Andrew Ashe, CEO of onebillion, said: “It is totally transformational for these children to have access to this material. The need for better resources in Malawi is enormous, as most primary schools don’t have access to high-quality teaching resources. I am convinced that the LED projector in conjunction with our apps will pave the way to give these young people the fundamentals of literacy and numeracy.”

ABOVE: The bright, yet low-powered LED projector is connected to a long-life battery that enables the teacher to use the unit with their class for up to five and a half hours on a single charge

As well as creating the portable energy efficient solution, it would produce a set of high-quality resources on a variety of topics that can be operated from a tablet and connected to the projector. Teachers would have access to a curated set of engaging and valuable apps, videos and books.  

These apps help children to learn key skills of numeracy and literacy in both their own language and in English. Chichewa is the official language of Malawi, spoken by over 57% of the population. Onebillion’s ambitious goal is to transform the education of one billion marginalised children. It has already established five oneclass learning centres in Malawi, with another 200 classrooms planned nationwide, providing apps in the local language, on solar powered tablets. It works closely with volunteer charity, VSO, to bring transformational learning to all primary school children in Malawi.

ABOVE: Onebillion will be presenting the ML750e projection solution to the Malawi Institute of Education and Ministry of Education officials at a conference on publishing educational material in Lilongwe, Malawi, in September

LED projectors use less energy than traditional lamp-based models and the perceived brightness from LED projectors can be twice that of an equivalent lamp-based models. Fortunately, Malawian classrooms are kept fairly dark to keep them cool – so the 700 LED brightness of the ML750e is just right. 

Weighing just 380g, this ultra mobile HD Ready little projector, with WXGA resolution incorporates a media player, native office viewer, built-in speaker and HDMI connectivity. Projection without a laptop is straightforward using the built-in memory, a microSD card slot or USB connection. 
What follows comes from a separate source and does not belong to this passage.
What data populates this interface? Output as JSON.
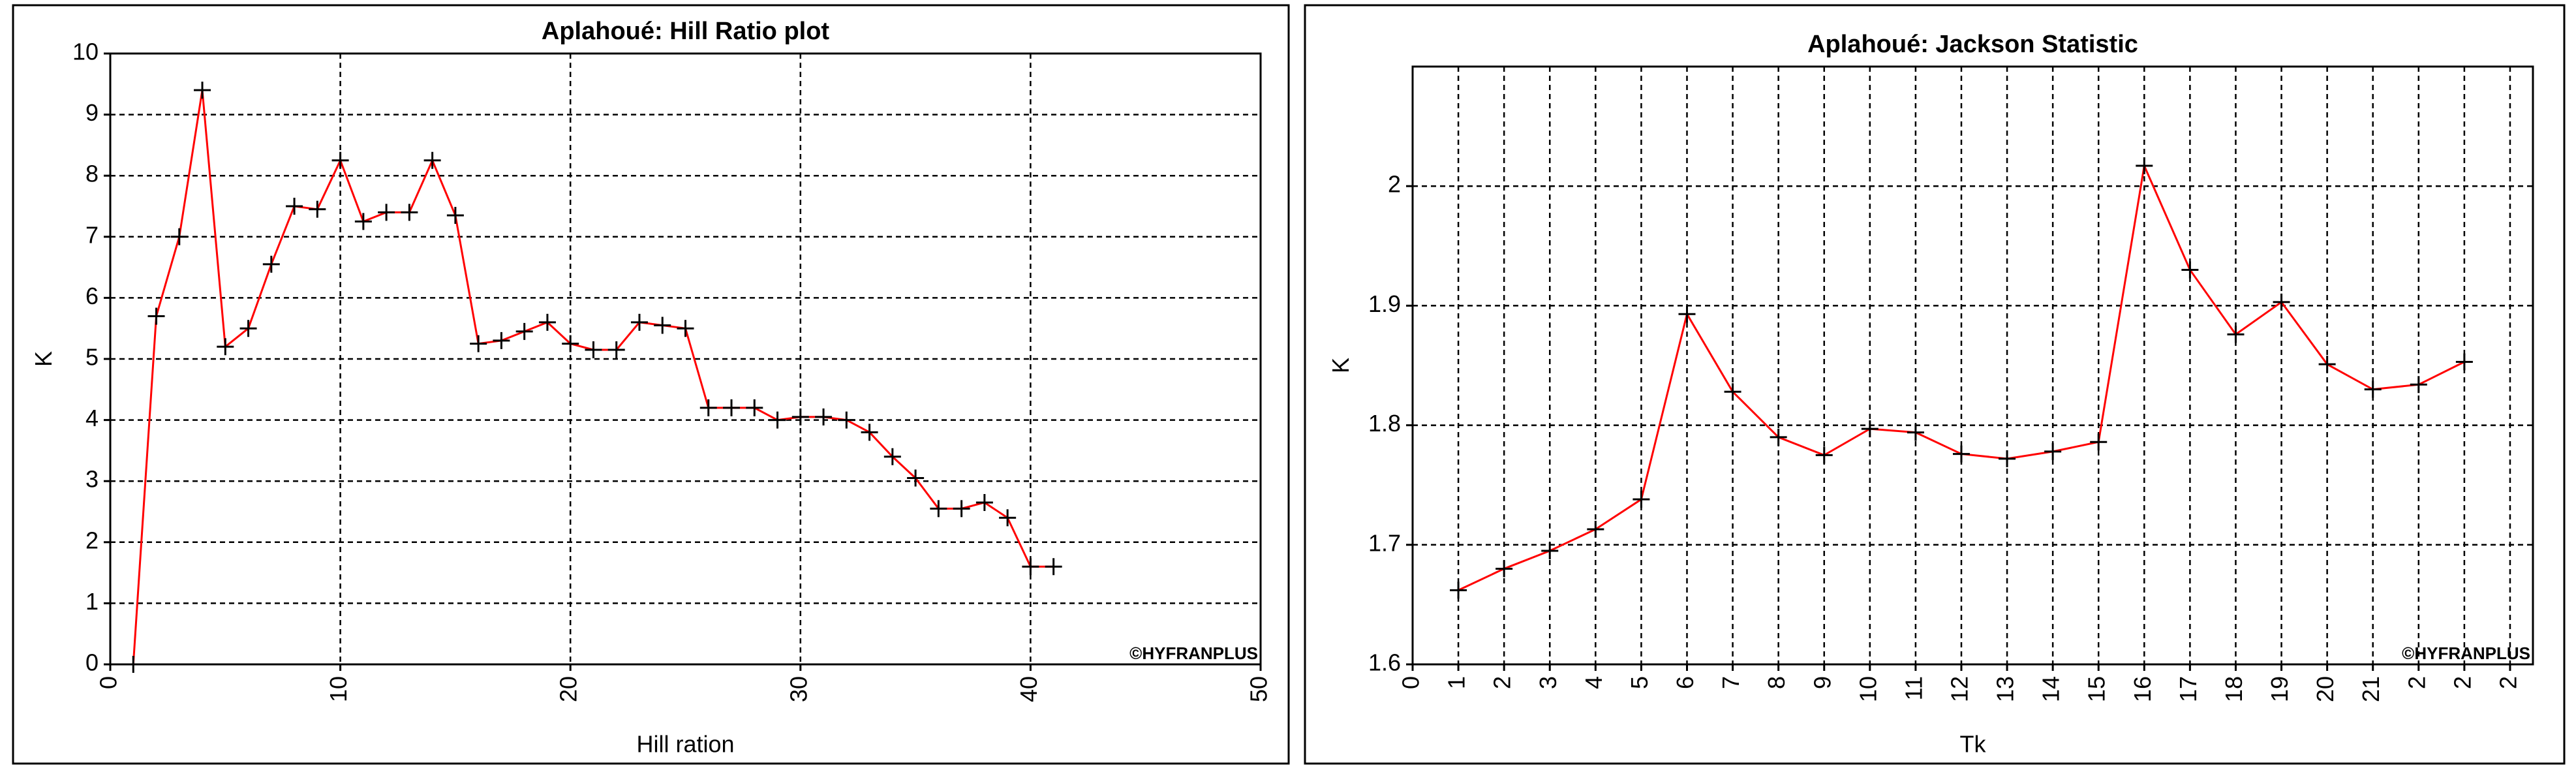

The bright, yet low-powered LED projector was connected to a long-life battery that enables the teacher to use the unit with their class for up to five and a half hours on a single charge – enough for a whole school day. It has multiple charging options: solar power, a car battery through the lighter socket, a mains adapter or 24V DC from the solar cabinet of a oneclass learning centre. 

Within the unit an Apple TV media streamer is installed. This allows teachers to use AirPlay to stream material from an iPad Mini and share this with the whole class.  The unit also has an amplified speaker system so every child can hear audio in a class.  

And this is all fixed securely in a sturdy case, donated by CP Cases, to protect the whole system from the elements and regular use. The system draws as little power as possible. Teachers only need to press on/off and the hardware works together as soon as it gets signal. The ML750e has an audio output allowing external speakers to be connected. This enables the teachers to get the additional volume needed when so many children are in the class.

Onebillion CEO Andrew Ashe said: “With class sizes usually over 100 – and sometimes as many as 300 students, and with few resources, the job of a Malawian teacher is really challenging. With our portable solar-powered projector, we can provide them with high quality resources that can be projected to every child in their class. 

“The ML750e just works. We are delighted with the projector. It has already been all around Malawi and is proving itself to be robust and reliable. It is simple for teachers to use and gives them the resources to be able to reach and teach more children. Our goal is to scale this up to provide one in every single one of the 5,300 primary schools across Malawi.”

Onebillion will take the projector to India and Uganda in October with a view to rolling the solution out to more countries.